= Buland Akhtar Rana =

Auditor General of Pakistan

Buland Akhtar Rana was appointed Auditor General of Pakistan in August 2011 on the orders of President Asif Ali Zardari. The previous auditor-general was Tanvir Ali Agha, who had resigned amid a controversy over whether he was able to continue to hold office for another four months; subsequently, Aneece Marghub was appointed as the acting auditor-general. Rana belongs to Multan. Previously, he had been the acting secretary of the Human Rights Division and also served as deputy auditor-general. He is a well-educated officer and was also educated abroad.

The chairman of PAC threatened to resign over what he saw as the government proceeding to appoint its "favourite" and deserving officer in a cover up.

It is claimed that Rana was appointed because he was the most senior officer present at that time in the office.

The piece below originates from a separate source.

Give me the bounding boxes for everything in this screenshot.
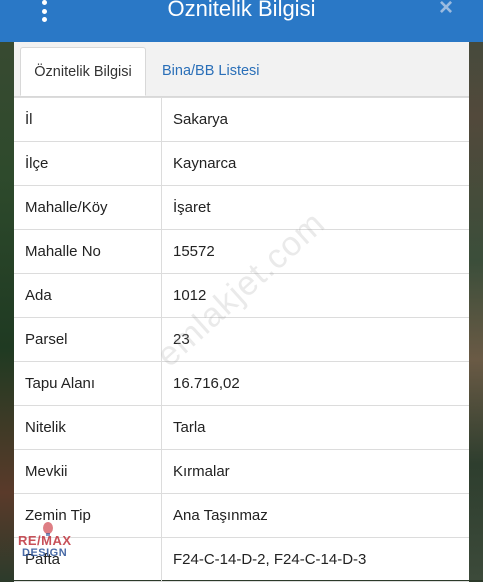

He holds dual Canadian citizenship, which is not a crime according to law if it is revealed.

The Chief Justice of Pakistan, Iftikhar Muhammad Chaudhry, wrote a letter to President Zardari in connection with appointment of Rana as Auditor General pointing out seven allegations of corruption and irregularities against him. Rana has a strong affiliation with the prime minister, Yousaf Raza, due to living in the same home town. His appointment is being looked upon merit. However, Zardari replied in a letter to the Chief Justice in which he cleared all allegations made against Rana. Hence, the appointment was accepted.

Rana was removed by the Supreme Judicial Council in May 2015 after a reference sent by the National Assembly.